Though dogs have been labeled man's best friend, when it comes down to it, Fido is probably more the type of buddy you'd seek out for a game of catch, not love advice. According to Harrison Forbes, professional dog trainer and author of "Heart of a Dog: What Challenging Dogs Have Taught Me About Love, Trust and Second Chances", you might want to reconsider the notion that your canine knows nothing about matters of the heart. "Dogs do the types of things we should do more often, and the things they don't get involved in — well, we should really skip them, too, if we're looking for love," he asserts. Puzzled by the notion that you may actually be able to get some romance pointers from your Pointer? Read on for five love lessons you can learn from dogs.

1. The reassurance of forgiveness
In order to have a successful partnership, letting bygones be bygones is crucial. An inability to get over issues and move ahead is a key roadblock to happiness. Dogs, Forbes notes, are always in the moment and therefore don't hold grudges or hang onto resentment. "Dogs wipe the slate clean many times a day," he explains. "If you are grumpy and yell at your dog, but then wait a minute and act like you never did, he will forgive you — many times over. If humans could let the little things go as easily as dogs do, their relationships would be better for it."

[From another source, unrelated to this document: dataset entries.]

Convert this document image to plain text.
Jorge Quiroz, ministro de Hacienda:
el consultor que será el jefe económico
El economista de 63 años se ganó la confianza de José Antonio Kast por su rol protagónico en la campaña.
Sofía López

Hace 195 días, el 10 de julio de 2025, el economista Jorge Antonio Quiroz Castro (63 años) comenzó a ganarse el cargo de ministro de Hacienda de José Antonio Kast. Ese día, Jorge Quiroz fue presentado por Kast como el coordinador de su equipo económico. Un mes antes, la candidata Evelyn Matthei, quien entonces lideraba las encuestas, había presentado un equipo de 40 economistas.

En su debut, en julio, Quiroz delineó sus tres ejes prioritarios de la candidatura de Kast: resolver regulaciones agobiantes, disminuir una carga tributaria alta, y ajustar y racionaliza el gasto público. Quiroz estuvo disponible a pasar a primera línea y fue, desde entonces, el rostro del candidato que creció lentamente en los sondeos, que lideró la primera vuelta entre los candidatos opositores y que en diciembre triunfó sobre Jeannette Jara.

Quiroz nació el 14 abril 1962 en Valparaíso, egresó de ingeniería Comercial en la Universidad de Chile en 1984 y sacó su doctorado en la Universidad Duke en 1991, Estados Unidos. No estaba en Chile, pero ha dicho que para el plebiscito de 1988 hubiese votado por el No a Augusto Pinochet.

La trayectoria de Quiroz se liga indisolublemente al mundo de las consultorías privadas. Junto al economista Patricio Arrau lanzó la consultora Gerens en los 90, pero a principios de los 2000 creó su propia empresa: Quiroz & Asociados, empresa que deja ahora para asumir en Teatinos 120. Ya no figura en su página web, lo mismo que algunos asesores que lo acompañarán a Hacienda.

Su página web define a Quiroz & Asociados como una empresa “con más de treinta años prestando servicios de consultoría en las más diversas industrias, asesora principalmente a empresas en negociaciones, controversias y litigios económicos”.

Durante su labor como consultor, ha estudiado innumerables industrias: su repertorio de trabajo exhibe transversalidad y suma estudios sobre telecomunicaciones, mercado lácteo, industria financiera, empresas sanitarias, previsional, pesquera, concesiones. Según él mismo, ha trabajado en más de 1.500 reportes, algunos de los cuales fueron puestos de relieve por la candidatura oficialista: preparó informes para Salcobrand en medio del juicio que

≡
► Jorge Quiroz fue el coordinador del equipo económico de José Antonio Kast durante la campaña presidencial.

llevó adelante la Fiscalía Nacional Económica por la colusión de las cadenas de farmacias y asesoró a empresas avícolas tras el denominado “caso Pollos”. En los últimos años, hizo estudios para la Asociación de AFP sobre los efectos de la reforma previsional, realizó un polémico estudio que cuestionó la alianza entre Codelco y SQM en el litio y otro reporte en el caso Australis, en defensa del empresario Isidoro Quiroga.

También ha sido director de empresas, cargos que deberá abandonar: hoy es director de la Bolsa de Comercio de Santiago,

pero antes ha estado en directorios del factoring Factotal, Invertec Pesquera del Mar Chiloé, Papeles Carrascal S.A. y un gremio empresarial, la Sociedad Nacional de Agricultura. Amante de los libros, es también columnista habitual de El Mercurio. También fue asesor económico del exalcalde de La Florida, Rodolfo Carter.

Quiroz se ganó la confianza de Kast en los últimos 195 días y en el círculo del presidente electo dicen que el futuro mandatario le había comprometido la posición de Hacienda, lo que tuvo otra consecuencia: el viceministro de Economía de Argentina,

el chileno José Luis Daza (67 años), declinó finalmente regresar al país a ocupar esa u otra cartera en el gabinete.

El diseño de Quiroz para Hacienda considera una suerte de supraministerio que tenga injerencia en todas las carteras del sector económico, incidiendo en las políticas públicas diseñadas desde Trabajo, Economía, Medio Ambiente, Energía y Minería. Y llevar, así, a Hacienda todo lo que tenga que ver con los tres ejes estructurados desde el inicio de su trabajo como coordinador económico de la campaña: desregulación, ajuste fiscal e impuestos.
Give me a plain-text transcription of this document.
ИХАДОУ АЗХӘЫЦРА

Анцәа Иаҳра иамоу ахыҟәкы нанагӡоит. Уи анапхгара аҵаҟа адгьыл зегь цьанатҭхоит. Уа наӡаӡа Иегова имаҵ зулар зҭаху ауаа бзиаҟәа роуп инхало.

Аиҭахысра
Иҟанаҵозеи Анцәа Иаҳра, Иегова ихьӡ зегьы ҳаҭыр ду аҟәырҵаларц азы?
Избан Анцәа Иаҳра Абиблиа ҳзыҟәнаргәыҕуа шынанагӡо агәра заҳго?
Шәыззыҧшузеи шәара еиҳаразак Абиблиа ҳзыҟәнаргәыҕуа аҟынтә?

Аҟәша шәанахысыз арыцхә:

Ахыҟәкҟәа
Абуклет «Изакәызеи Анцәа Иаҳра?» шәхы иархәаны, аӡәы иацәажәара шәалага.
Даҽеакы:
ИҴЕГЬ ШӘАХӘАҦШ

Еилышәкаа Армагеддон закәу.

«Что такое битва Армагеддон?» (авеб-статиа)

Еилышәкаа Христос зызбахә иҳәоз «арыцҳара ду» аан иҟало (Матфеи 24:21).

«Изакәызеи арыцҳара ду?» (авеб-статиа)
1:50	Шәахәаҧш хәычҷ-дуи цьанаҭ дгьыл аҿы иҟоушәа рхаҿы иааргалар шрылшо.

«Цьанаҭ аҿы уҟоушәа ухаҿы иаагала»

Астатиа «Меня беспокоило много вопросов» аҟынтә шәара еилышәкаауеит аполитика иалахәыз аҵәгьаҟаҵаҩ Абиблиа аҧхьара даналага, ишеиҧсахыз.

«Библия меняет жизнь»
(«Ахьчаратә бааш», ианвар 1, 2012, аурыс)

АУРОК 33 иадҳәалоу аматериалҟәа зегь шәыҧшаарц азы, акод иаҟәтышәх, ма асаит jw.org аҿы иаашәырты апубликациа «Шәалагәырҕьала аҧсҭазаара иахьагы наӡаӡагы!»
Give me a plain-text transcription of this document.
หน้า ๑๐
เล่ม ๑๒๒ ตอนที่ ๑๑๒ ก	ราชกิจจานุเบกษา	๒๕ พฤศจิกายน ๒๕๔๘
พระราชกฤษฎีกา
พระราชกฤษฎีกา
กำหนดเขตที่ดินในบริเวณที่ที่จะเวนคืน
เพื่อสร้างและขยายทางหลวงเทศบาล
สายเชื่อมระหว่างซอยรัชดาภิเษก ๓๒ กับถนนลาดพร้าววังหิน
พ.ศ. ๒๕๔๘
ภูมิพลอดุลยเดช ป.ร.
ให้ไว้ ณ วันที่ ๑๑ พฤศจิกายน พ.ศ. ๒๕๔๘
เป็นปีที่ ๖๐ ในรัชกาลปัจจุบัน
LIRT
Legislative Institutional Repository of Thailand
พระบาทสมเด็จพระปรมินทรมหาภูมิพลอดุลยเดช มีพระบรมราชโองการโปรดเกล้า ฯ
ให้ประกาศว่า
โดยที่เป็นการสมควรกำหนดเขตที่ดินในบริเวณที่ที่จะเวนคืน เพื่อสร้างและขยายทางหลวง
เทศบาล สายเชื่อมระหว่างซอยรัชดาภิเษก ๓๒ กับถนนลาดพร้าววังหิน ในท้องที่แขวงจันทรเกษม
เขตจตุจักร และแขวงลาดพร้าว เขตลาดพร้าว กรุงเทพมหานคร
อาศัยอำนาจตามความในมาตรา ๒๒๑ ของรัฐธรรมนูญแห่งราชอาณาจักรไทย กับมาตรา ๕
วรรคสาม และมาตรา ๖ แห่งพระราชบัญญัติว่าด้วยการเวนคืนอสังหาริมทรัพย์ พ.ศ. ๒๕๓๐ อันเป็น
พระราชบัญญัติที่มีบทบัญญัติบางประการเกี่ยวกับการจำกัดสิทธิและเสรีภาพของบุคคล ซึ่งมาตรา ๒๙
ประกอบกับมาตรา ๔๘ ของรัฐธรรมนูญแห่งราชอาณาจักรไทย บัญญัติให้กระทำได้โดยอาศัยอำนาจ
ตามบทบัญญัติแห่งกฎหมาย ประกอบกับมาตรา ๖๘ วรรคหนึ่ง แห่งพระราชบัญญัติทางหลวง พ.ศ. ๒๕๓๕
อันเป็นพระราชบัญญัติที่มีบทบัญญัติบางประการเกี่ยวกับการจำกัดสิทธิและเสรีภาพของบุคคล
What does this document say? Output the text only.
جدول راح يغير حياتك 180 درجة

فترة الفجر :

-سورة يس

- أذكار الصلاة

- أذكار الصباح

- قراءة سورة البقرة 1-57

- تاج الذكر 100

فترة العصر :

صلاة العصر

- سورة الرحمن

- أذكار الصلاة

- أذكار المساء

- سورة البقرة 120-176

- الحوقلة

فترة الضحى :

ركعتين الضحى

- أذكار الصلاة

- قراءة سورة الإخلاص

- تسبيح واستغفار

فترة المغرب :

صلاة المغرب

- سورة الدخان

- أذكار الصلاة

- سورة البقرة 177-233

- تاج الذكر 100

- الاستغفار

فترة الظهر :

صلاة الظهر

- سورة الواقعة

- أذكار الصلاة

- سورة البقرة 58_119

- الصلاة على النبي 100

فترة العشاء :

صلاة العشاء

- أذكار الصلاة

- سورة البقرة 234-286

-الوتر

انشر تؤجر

2. The security of unconditional love
Forbes says that as a rule, when a dog loves his owner, that bond is lasting and real. "It's interesting to note that celebrities are over-the-top pet lovers," he says. "This is because their dogs really love them for who they are, not their A-list status; a dog will always treat you the same. Dogs offer truly substantive relationships in a way most people don't," he notes. When it comes to romantic relationships, humans should strive to emulate a dog's focus on what a person really offers in terms of love, kindness and warmth, he advises.

3. The comfort of consistency
In a romantic relationship, consistency can be quite comforting. What's not to love about a partner who is never moody or capricious? "We as humans understand there are different types of behavior, yet we crave consistency," Forbes says. "With dogs, regardless of your animal's personality, you pretty much get the same behavior unless he's ill. A lot of people take comfort in that aspect of pet ownership, so you can only imagine how much similar behavior could add to a romantic relationship."

4. The need to be playful
Forbes notes that most dogs want to have a good time, keeping things light and not so serious all of the time. "The easiest way to burn out a working dog is to work him all the time — that pretty much goes for relationships as well," he says. In police-dog training, Forbes explains, training is balanced with play and fun. "The harder you go at it in a training phase, the more you have to counterbalance it," he says. "It's the same with a relationship — you have to relieve the pressure through play and good times."

5. The importance of effective communication
While communicating with your partner is important in a relationship, it's not merely the act of communicating that will ensure your relationship's success, but finding the way to do so that best matches your partner's needs. This is a skill that you can easily learn from working with dogs, Forbes says. "The different ways in which I communicate with my three dogs are suited to what works best for them … and for me with them," he explains.

You have to be willing to experiment and find the best way to communicate with dogs, and the same goes for your romantic interests, he says: "Just as a hot-tempered dog won't respond to yelling and lots of commands, neither will a hot-tempered person. At the same time, some more sensitive types may need a gentler approach. Essentially, no one person or dog communicates the same way — each individual has a unique style, and taking the time to learn about your partner's needs is the key to a strong bond."


Chelsea Kaplan's blog, "The Momtourage" can be found at www.themomtourage.com.

This is a smart lady.

I am not putting a link here, because this is a ladies site, and I assume I have a predominantly male following of readers. Maybe that will change, and hey, my kind of lady puts on hip boots and gets out in the marsh to hunt and help out. Teamwork!

Queen Tanya is back in Belgium, but when she was here she went everywhere I went.